By Cian Molloy - 13 March, 2017

The lack of vocations has become “an enormous problem”, so much so that the Church needs to discuss “the ordination of married men of proven faith”, said Pope Francis in an interview with the weekly news magazine Die Zeit.

In the interview, which was published in full on Thursday, the Pope discussed the vocations crisis that is affecting the Church across the world. He told the German publication that the shortage of priests in Switzerland had created a situation where some parishes are in the charge of female “community leaders”.

He said the shortage of priests was “a problem that the Church must resolve” and that “a Church without the Eucharist doesn’t have strength – the Church makes the Eucharist, but the Eucharist also makes the Church”.

The first response, he said, must be to pray. “The Lord told us to pray; prayer is missing,” he said. After that, the response should include a greater focus on “working with young people who are seeking ordination”. The Pope then said: “For vocations, there is also another problem, the problem of the birth rate. If there are no young men there can be no priests.”

In relation to relaxing the rule on priestly celibacy, Francis said: “Optional celibacy is discussed, above all where priests are needed – but optional celibacy is not the solution.”

However, his interviewer then asked His Holiness if the duties of married men of proven faith, known as viri probati in Latin, who are already serving as deacons, could be expanded into the priesthood. Francis replied: “We must think, yes, viri probati are a possibility. But then we must also consider what tasks they could perform, for example in isolated communities.”

This last remark is seen by some as a willingness by Pope Francis to allow discussion about the ordination of married men as priests.

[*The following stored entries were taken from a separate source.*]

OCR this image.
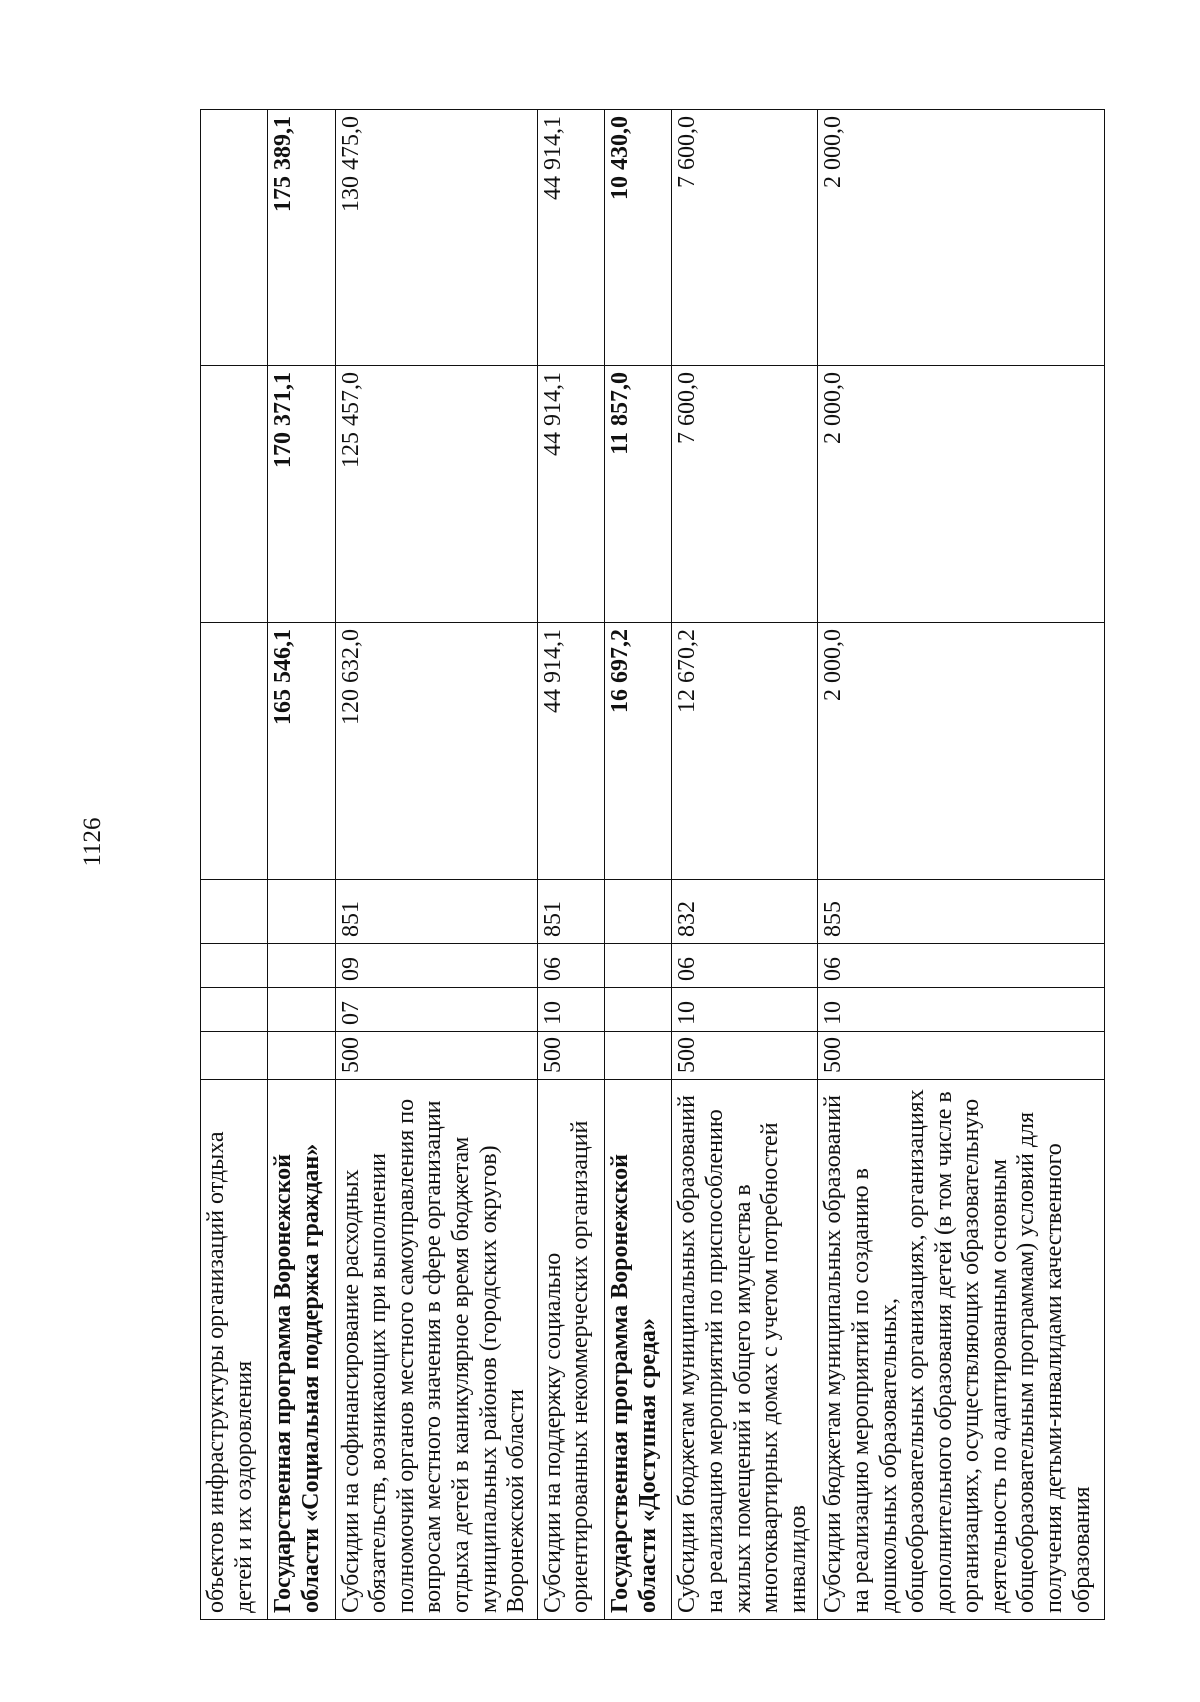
1126
объектов инфраструктуры организаций отдыха детей и их оздоровления							
Государственная программа Воронежской области «Социальная поддержка граждан»					165 546,1	170 371,1	175 389,1
Субсидии на софинансирование расходных обязательств, возникающих при выполнении полномочий органов местного самоуправления по вопросам местного значения в сфере организации отдыха детей в каникулярное время бюджетам муниципальных районов (городских округов) Воронежской области	500	07	09	851	120 632,0	125 457,0	130 475,0
Субсидии на поддержку социально ориентированных некоммерческих организаций	500	10	06	851	44 914,1	44 914,1	44 914,1
Государственная программа Воронежской области «Доступная среда»					16 697,2	11 857,0	10 430,0
Субсидии бюджетам муниципальных образований на реализацию мероприятий по приспособлению жилых помещений и общего имущества в многоквартирных домах с учетом потребностей инвалидов	500	10	06	832	12 670,2	7 600,0	7 600,0
Субсидии бюджетам муниципальных образований на реализацию мероприятий по созданию в дошкольных образовательных, общеобразовательных организациях, организациях дополнительного образования детей (в том числе в организациях, осуществляющих образовательную деятельность по адаптированным основным общеобразовательным программам) условий для получения детьми-инвалидами качественного образования	500	10	06	855	2 000,0	2 000,0	2 000,0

In the interview, the Pope said the vocations crisis needed to be faced “fearlessly” in the Church. “Fears close doors; freedom opens them,” he said.

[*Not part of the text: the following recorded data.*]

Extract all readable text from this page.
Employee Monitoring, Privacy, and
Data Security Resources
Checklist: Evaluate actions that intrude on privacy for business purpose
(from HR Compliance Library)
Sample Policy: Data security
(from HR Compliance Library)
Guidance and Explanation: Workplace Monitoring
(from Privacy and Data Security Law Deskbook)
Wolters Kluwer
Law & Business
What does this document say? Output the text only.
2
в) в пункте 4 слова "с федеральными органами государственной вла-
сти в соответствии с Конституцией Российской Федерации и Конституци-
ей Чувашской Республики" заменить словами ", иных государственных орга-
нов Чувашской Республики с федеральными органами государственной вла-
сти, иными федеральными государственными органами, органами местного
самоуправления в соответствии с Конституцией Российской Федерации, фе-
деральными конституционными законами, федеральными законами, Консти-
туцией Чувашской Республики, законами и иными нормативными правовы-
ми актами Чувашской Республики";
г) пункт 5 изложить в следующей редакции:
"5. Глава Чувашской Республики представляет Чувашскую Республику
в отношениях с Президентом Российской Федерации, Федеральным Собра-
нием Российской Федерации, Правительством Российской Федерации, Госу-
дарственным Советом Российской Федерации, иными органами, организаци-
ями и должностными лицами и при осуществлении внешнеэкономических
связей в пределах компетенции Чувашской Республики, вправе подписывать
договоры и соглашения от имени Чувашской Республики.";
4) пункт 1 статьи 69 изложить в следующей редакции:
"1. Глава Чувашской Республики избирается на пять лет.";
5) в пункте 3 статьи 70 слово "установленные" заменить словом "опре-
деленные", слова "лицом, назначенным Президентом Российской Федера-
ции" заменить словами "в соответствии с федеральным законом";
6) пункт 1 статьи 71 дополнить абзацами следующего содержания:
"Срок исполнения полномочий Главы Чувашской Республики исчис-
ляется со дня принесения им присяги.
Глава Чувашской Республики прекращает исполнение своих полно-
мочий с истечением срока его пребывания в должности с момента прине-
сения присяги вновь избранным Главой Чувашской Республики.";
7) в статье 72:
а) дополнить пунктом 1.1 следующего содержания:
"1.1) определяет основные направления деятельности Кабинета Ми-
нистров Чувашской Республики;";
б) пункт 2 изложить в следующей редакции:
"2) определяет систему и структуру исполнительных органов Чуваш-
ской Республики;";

The Pope was asked about where he might make apostolic visits in the near future – he ruled out a trip to Russia, because that would mean he would also have to visit Ukraine – and he also said that his hoped-for visit to South Sudan would most likely not go ahead. But he did say that he plans to visit India, Bangladesh and Colombia, as well as Fatima in Portugal.

In a very personal revelation, the Pope talked in the interview about his own crises of faith. “I too know moments of emptiness, spiritual dark moments, when I have said ‘Lord, I don’t understand this’,” he said. “One cannot grow without crises. In human life the same thing happens: the crisis of a child who becomes an adult. And faith is the same.

“Faith is a gift. One cannot recover one’s faith on one’s own, but must ask it from God. I ask and He responds – sooner or later! But at times, in a crisis, you have to wait.”

The article was headlined with a quote from the interview, where Pope Francis said: “Ich bin Sünder und bin fehlbar” – “I am a sinner and am fallible.”

He also revealed a little of his own prayer life: “One of the things I pray for each day, with the prayer of St Thomas More, I ask for a sense of humour!”